Standard application benchmark

This part will be dedicate to the benchmarking of surface_rec application, that resolve the following equation for one set of data.

\int_\Omega \nabla z \cdot \nabla v = \int_\Omega(p,q)\cdot\nabla v

The default data we will be using here are as follows :

  • Image size : 1280*960

  • Number of processors : 4

  • Number of case : 4 ( only for serial_control )

All the test are realised with the ML preconditionner, on the Irma Atlas Cluster.

1. Reminder

As a reminder, the surface_rec application allows us to obtain the height of a surface from the derivates following x and y axis. Things we are especially interested in here are how the application time completion react from different number of processors used or differents image sizes.

The program can be decomposed into main parts :

  • Mesh correspond at the time need to build the mesh ( nodes and elements ) and prepare it to use.

auto mesh = boost::make_shared<MeshStructured>( ioption("Scala")*(x.rows()),
                                                Environment::worldComm() );
  • Vh is the part where we built the function space, used for defining elements ( test and trial ).
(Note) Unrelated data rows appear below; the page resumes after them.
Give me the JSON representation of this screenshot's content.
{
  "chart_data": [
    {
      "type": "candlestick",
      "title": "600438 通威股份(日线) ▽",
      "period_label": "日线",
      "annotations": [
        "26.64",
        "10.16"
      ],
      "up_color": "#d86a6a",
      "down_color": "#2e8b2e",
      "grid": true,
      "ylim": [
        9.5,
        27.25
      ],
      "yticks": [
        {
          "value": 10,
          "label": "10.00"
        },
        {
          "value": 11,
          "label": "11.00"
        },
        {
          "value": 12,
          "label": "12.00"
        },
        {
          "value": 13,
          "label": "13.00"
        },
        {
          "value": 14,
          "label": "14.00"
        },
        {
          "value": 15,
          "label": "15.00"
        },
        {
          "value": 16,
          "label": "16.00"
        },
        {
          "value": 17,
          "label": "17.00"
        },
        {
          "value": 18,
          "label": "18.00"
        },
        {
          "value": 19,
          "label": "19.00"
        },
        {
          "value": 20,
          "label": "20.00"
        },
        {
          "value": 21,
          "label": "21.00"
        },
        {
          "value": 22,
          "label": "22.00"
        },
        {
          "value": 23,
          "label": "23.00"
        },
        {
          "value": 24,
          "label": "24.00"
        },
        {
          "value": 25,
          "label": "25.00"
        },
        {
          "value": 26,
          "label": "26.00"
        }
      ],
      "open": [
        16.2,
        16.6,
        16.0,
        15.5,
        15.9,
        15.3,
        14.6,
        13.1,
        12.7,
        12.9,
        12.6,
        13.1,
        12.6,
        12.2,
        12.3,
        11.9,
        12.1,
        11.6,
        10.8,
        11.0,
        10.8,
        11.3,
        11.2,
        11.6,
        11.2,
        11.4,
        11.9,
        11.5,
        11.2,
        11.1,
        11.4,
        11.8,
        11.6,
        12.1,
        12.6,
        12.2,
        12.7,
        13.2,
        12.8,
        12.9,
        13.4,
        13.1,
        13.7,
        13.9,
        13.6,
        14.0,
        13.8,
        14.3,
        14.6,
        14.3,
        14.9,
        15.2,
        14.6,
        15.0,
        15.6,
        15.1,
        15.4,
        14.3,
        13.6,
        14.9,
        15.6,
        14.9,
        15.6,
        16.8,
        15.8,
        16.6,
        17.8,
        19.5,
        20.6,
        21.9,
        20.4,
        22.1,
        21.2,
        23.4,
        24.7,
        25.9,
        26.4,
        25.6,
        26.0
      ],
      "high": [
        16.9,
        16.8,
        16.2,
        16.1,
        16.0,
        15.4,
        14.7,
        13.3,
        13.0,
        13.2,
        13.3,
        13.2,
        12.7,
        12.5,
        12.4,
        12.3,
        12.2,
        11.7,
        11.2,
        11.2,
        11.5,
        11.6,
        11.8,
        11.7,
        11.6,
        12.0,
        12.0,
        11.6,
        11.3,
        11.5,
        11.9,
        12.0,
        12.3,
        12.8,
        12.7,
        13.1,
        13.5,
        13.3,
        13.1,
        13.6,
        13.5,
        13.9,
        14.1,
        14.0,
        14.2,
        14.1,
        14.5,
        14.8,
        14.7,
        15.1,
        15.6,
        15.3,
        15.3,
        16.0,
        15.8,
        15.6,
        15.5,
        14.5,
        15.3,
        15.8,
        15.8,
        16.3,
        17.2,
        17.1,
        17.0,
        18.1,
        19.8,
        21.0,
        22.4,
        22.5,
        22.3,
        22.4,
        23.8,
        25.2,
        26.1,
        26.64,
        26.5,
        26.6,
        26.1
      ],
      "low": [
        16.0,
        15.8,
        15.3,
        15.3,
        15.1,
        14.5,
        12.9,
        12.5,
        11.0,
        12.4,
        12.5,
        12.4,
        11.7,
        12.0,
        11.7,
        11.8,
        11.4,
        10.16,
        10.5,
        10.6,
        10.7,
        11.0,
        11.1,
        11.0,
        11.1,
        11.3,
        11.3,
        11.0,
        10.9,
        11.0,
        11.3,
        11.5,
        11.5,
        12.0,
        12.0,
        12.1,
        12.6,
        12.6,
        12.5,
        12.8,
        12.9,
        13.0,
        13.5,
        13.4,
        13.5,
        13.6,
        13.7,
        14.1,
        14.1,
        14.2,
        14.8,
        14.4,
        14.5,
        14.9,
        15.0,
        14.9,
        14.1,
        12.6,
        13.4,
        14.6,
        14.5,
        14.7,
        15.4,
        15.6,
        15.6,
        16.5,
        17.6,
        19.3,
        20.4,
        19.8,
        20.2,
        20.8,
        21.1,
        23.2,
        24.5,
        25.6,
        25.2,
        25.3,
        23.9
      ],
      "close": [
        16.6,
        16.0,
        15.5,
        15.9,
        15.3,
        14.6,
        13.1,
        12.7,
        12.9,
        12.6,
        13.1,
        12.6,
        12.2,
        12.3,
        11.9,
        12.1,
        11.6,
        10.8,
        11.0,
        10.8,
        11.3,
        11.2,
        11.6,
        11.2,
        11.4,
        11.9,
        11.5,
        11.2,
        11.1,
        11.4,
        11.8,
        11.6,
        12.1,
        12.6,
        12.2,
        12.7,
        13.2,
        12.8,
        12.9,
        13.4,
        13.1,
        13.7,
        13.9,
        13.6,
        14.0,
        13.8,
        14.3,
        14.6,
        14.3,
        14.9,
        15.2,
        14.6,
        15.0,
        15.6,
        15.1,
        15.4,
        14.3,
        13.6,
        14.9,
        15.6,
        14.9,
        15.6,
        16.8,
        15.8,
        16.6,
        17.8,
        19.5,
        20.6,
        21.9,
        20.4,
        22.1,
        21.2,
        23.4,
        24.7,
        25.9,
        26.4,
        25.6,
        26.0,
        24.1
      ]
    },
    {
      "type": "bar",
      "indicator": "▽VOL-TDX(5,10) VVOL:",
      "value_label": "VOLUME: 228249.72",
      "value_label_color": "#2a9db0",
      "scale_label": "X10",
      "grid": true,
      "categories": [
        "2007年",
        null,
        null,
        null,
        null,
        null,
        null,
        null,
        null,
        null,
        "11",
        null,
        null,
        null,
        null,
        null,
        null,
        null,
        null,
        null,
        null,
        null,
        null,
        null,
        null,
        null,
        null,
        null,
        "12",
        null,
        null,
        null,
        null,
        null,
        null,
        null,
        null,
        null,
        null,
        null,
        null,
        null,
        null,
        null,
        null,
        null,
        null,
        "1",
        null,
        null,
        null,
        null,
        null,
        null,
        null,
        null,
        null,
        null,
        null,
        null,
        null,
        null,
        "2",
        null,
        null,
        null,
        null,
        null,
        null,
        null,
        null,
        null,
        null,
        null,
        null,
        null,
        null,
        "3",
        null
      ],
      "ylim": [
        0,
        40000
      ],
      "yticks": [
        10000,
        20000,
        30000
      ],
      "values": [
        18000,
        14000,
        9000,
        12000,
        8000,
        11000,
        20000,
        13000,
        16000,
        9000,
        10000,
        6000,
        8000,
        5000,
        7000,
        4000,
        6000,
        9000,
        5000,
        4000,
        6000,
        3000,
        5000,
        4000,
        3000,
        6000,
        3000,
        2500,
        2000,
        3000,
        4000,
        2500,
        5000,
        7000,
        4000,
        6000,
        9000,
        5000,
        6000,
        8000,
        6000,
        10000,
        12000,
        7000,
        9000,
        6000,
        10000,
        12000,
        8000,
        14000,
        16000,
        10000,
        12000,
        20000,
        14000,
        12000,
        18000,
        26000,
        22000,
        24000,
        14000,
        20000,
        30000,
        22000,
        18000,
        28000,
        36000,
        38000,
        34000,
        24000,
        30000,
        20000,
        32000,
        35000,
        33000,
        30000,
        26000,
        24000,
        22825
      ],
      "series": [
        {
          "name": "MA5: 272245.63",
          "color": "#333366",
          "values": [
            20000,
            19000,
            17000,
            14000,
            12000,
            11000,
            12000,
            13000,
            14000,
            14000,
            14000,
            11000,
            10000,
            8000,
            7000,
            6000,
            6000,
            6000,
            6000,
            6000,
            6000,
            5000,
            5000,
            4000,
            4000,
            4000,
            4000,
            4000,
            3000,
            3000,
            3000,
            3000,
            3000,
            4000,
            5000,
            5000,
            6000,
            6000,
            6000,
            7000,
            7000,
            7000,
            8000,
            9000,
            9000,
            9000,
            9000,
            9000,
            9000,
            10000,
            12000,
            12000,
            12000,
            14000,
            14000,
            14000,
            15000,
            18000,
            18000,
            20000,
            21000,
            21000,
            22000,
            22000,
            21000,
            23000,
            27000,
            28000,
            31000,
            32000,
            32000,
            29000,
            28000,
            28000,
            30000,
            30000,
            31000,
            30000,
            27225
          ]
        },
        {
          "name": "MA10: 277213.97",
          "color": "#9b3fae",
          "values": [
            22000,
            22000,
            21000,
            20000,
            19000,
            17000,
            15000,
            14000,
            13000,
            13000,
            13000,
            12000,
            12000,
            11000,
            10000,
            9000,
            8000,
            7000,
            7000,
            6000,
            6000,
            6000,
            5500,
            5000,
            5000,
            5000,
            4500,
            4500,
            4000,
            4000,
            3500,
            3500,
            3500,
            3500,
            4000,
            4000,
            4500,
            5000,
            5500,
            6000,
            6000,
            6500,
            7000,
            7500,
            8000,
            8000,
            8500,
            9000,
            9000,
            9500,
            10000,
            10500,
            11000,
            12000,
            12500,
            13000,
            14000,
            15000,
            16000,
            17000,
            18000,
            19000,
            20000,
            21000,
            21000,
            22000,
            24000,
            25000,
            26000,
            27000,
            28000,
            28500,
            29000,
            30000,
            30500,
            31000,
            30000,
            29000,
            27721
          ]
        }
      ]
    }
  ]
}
auto Vh = Pch<1> ( mesh ) ;
  • Elements is the build of the trial and test elements, as well that we will browse trough the mesh, as well as "data" elements, which will help us to define our problem.

auto u = Vh->element () ;
auto v = Vh->element () ;
auto px = Vh->element () ;
auto py = Vh->element () ;
  • HbfToFeel is the time needed to transfer the data from the hbf files into our "data" elements

Hbf2FeelppStruc h2f( nx, ny, Vh );
  • rhs and lhs are respectively the build of the right ( linear ) and left ( bilinear ) side of our equation problem.

auto l = form1( _test=Vh );
l = integrate(_range=elements(mesh),

auto a = form2( _trial=Vh, _test=Vh);
a = integrate( _range=elements(mesh),
  • Finally the solver part is the time need to solve our equation , with possible conditions to take in account.


1.1. Processor numbers scalability

The first one we will observe is the processor numbers interactions with the necessary time for the application to finish. We will choose an image with 1280\times 960 size as a referent for these tests.

Time for different numbers of processors used

Time for different number of processors used

As we can see, we start from approximatly 70 s in sequential to less than 10 s with 16 processors.

1.2. Image size scalability

Time for different sizes of images

Time for different size of given images

As expect, the time rise up as the size of slope data also grow up The mesh creation is particuliary touch by this effect, as well as the right side member build.

Time for different sizes of images

Time for different number of processors, proportionnaly to sizes of given images

For this second part, we test the weak scalabilty of our program, i.e. if the time need is conserved when the slopes data sizes and the number of processors used increase the same way ( in this case \times 4 ). The two first results seems pretty good as the time difference is small between them. However, the time explodes for the last one.